Anders werd de voorkeur gegeven aan de uitkering van dividenden. Deze is al vijftien jaar op rij gestegen, sinds het einde van de grote financiële crisis van de subprime-hypotheken.

In die periode schommelde de winst per aandeel rond een gemiddelde van 3 dollar, terwijl USB erin slaagde een rendement op activa te behouden dat hoger was dan dat van zijn concurrenten — JPM, Bank of America, Wells Fargo en Citi — dankzij een activiteitenportefeuille die sterk gericht is op diensten.

Net als de hele Amerikaanse banksector profiteerde de in Minneapolis gevestigde groep volop van de stijgende rente.
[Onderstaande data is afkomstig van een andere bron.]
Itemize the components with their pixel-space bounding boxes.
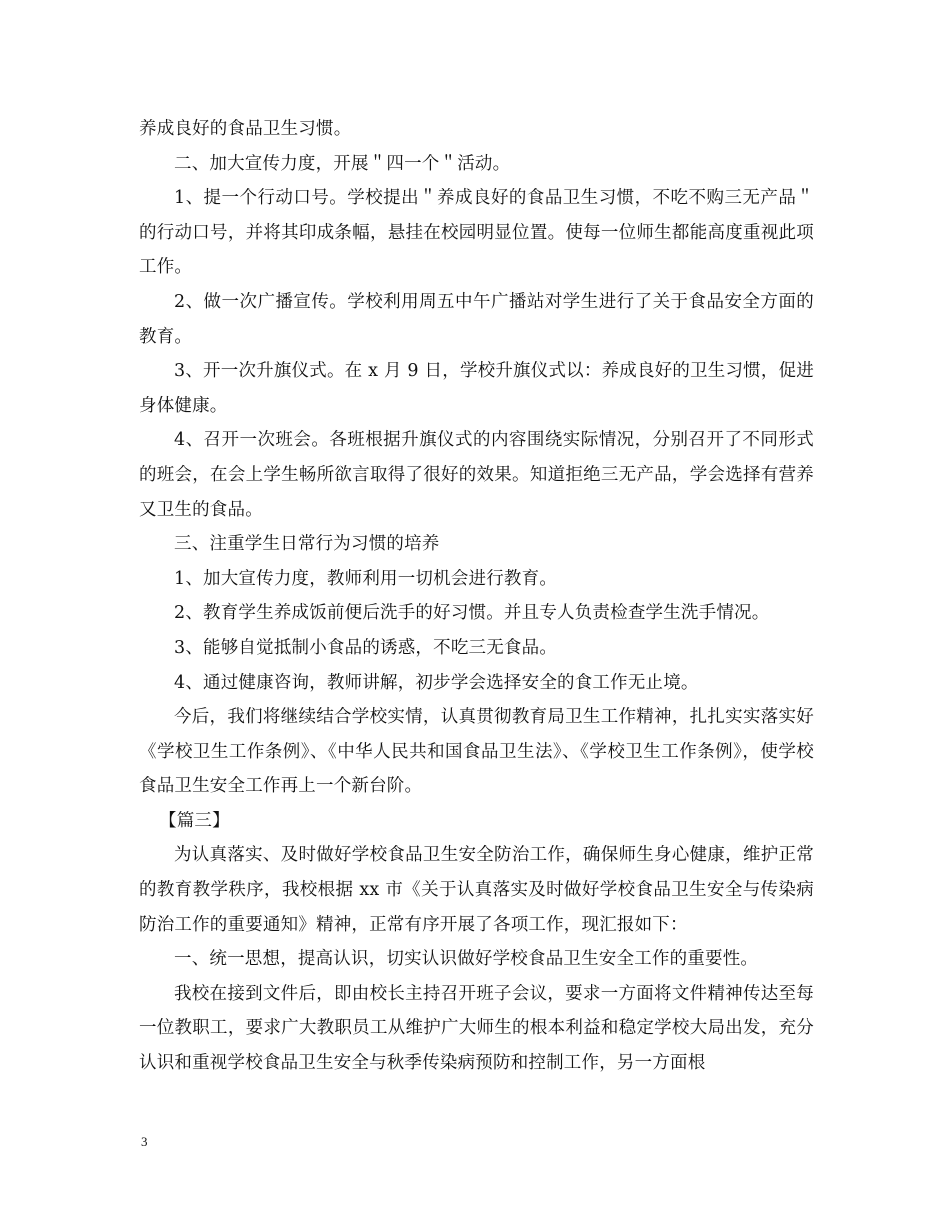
section-heading-1: 一、统一思想，提高认识，切实认识做好学校食品卫生安全工作的重要性。 (174, 949, 759, 970)
paragraph-4: 2、做一次广播宣传。学校利用周五中午广播站对学生进行了关于食品安全方面的教育。 (139, 291, 814, 347)
page-number: 3 (141, 1134, 148, 1149)
document-body (139, 112, 814, 1081)
paragraph-3: 1、提一个行动口号。学校提出＂养成良好的食品卫生习惯，不吃不购三无产品＂的行动口号，并将其印成条幅，悬挂在校园明显位置。使每一位师生都能高度重视此项工作。 (139, 188, 814, 278)
paragraph-10: 3、能够自觉抵制小食品的诱惑，不吃三无食品。 (174, 637, 558, 658)
paragraph-12: 今后，我们将继续结合学校实情，认真贯彻教育局卫生工作精神，扎扎实实落实好《学校卫生工作条例》、《中华人民共和国食品卫生法》、《学校卫生工作条例》，使学校食品卫生安全工作再上一个新台阶。 (139, 707, 814, 797)
paragraph-9: 2、教育学生养成饭前便后洗手的好习惯。并且专人负责检查学生洗手情况。 (174, 603, 770, 624)
paragraph-5: 3、开一次升旗仪式。在 x 月 9 日，学校升旗仪式以：养成良好的卫生习惯，促进身体健康。 (139, 361, 814, 416)
paragraph-8: 1、加大宣传力度，教师利用一切机会进行教育。 (174, 568, 558, 589)
paragraph-14: 为认真落实、及时做好学校食品卫生安全防治工作，确保师生身心健康，维护正常的教育教学秩序，我校根据 xx 市《关于认真落实及时做好学校食品卫生安全与传染病防治工作的重要通知》精神，正常有序开展了各项工作，现汇报如下： (139, 845, 814, 935)
section-heading-3: 三、注重学生日常行为习惯的培养 (174, 534, 440, 555)
paragraph-11: 4、通过健康咨询，教师讲解，初步学会选择安全的食工作无止境。 (174, 672, 699, 693)
chapter-heading: 【篇三】 (159, 810, 230, 831)
paragraph-1: 养成良好的食品卫生习惯。 (139, 119, 352, 139)
paragraph-6: 4、召开一次班会。各班根据升旗仪式的内容围绕实际情况，分别召开了不同形式的班会，在会上学生畅所欲言取得了很好的效果。知道拒绝三无产品，学会选择有营养又卫生的食品。 (139, 430, 814, 520)
paragraph-16: 我校在接到文件后，即由校长主持召开班子会议，要求一方面将文件精神传达至每一位教职工，要求广大教职员工从维护广大师生的根本利益和稳定学校大局出发，充分认识和重视学校食品卫生安全与秋季传染病预防和控制工作，另一方面根 (139, 983, 814, 1074)
paragraph-2: 二、加大宣传力度，开展＂四一个＂活动。 (174, 153, 511, 174)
Zijn nettorentemarge bedroeg 17,4 miljard dollar in 2023, tegen 14,7 miljard dollar het jaar ervoor — dit terwijl de deposito's onder beheer aanzienlijk afnamen.

Geconsolideerd is de nettomarge echter aanzienlijk gedaald omdat de bank substantieel heeft geïnvesteerd in de modernisering van haar informatiesystemen. Dit is wat veel waarnemers ertoe brengt te benadrukken dat USB momenteel opereert met een winstcapaciteit onder zijn werkelijke potentieel.

Dezelfde waarnemers beweren dat de normalisatie van de nettomarge — veroorzaakt door een investeringsniveau dat terugkeert naar het gemiddelde, als dit scenario zich voordoet — nog niet wordt weerspiegeld in de koers aangezien USB nog steeds wordt gewaardeerd tegen minder dan tien keer de verwachte winst in 2025.